Нина не ответила. Я отвернулась к стенке, накрылась с головой одеялом и подумала: «Ну и зачем я ввязалась в этот разговор? Нина хороший человек, верная и преданная подруга, но не может понять главного, что без любви нет жизни, а если нет жизни, то даже самые гениальные идеи и теории воплощать в жизнь будет некому и незачем. Ну, да ладно. Надо спать. Осталось в школе пребывать чуть больше двух месяцев, и каждый пришедший день приближает нашу с Васей желанную встречу. Я люблю тебя! Спокойной ночи, любимый».

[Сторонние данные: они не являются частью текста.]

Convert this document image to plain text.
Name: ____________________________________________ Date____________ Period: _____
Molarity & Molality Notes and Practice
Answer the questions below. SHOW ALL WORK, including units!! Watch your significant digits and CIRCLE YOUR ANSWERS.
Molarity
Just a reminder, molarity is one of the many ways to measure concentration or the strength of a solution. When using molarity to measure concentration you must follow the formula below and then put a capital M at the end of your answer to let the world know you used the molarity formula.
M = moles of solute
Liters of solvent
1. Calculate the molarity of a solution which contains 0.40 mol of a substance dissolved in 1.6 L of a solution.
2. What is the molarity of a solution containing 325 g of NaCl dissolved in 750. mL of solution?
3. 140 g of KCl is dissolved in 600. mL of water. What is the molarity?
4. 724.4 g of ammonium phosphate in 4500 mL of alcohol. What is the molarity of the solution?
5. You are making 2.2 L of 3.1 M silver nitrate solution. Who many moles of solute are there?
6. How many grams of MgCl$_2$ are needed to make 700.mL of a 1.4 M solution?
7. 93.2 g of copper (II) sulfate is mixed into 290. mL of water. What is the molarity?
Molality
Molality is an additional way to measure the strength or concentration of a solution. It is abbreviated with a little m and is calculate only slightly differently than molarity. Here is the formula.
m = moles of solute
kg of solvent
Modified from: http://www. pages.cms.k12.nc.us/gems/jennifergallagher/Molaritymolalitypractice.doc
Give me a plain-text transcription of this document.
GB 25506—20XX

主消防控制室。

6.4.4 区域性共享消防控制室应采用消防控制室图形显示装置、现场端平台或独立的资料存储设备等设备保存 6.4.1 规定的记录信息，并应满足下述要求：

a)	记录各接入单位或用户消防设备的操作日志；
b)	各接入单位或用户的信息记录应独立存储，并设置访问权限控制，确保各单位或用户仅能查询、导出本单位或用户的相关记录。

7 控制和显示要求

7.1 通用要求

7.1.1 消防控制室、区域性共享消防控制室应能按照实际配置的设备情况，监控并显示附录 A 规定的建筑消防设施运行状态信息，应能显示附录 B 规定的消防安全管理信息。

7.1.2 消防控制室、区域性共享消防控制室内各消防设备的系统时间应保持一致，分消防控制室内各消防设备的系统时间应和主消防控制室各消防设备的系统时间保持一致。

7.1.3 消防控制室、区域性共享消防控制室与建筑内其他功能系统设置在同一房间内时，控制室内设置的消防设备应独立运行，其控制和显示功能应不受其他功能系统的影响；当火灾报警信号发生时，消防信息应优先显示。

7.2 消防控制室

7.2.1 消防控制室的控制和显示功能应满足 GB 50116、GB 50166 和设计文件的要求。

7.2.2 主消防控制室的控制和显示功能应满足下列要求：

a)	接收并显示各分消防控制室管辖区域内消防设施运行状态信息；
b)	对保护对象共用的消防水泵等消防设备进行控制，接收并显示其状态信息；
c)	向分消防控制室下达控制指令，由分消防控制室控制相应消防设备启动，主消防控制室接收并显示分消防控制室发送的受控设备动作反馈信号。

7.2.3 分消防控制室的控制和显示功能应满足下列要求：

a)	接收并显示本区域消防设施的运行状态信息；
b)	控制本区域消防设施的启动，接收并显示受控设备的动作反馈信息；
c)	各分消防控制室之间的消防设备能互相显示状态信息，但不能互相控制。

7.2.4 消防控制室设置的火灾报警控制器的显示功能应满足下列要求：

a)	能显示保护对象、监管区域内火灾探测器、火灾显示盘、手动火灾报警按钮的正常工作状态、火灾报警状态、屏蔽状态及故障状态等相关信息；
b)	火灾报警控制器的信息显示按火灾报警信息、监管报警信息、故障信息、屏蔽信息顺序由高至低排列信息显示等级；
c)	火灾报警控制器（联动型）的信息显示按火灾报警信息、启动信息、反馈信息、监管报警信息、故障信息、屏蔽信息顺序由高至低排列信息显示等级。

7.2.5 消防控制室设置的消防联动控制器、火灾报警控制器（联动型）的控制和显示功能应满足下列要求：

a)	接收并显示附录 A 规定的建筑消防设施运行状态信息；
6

Профессионалки без дипломовЗвонкая капель и ласковые тёплые лучи солнца возвестили нам о приближении весны. За напряжённым и плотным графиком не заметили, как курс обучения приближался к концу. Руководство добилось своей цели. Из сырого материала вылепили стойких, натре–нированных, готовых к любым испытаниям бойцов. Даже мы с Ниной, занимаясь парашютным спортом, не испытывали недостатка в физической и моральной подготовке, а после такой муштры почувствовали себя ещё более сильными, выносливыми и уверенными. Где–то в конце марта начальник школы собрал весь личный состав и объявил, что по распоряжению высшего руководства срок обучения курсантов сокращается на один месяц и в апреле будут выпускные экзамены. Это сообщение обрадовало нас и воодушевило. Не верилось, что уже через месяц мы будем дома, и состоится, наконец, моя выстраданная, долгожданная встреча. После ночного неприятного разговора с подругой, наши отношения не изменились, мы больше не затрагивали этой темы, но какой–то горький осадок в душе остался. Теперь все помыслы и разговоры касались только дальнейшей жизни на «гражданке» и как сложатся наши судьбы. Как–то, совершая вечернюю пробежку по ещё не растаявшей тропе здоровья, Нина спросила:
– Лен, как ты думаешь, про нас в аэроклубе не забыли?
– Я думаю, что не забыли, но почему–то не пытались отвоевать нас и не пустить на таинственную практику в этот «лесной приют».
– Если бы даже руководство Аэроклуба попыталось это сделать, в споре с всесильной организацией НКВД, шансов на победу всё равно у них бы не было. Я не знаю, как ты, но я уже по небу соскучилась, как только вернёмся в Ленинград, возобновлю тренировки. Первое время, мне даже снились прыжки, и каждый день сердце замирало от свободного полёта, а потом всё поглотила эта сумасшедшая гонка. Не знаю, будет ли от этого какой прок?
– Насчёт «прока» ничего не скажу, а вот в аэроклубе нас, наверное, давно уже списали. Да, и время на занятие спортом вряд ли теперь у нас появится. Приедем в медучилище, надо будет навёрстывать упущенное и готовиться к экзаменам, а закончим учёбу, разъедемся все по местам распределения. Закончится наша спортивная карьера, и начнётся полная надежд и тревог беспокойная взрослая жизнь.
– Если нам дадут этим заниматься? Ведь недаром же нас учили, тратили время, деньги, здоровье?
– Но нам же ясно дали понять, что понадобимся мы только в случае войны, а в мирное время будем трудиться по своей гражданской специальности. Будем лечить и ставить на ноги больных людей, и вместе с ними радоваться их выздоровлению.
– Твоими бы устами, да мёд пить. Не так всё просто, как ты представляешь. Чует моё сердце, что не дадут нам спокойно жить эти проклятые капиталисты. Вон и газеты пишут, что не остановится Гитлер на Европе и непременно предпримет поход на Восток.
– Ну и получит по зубам.
– То, что получит, никто в этом не сомневается, но опять сколько будет крови, человеческих жертв, разрушений, горя и страданий.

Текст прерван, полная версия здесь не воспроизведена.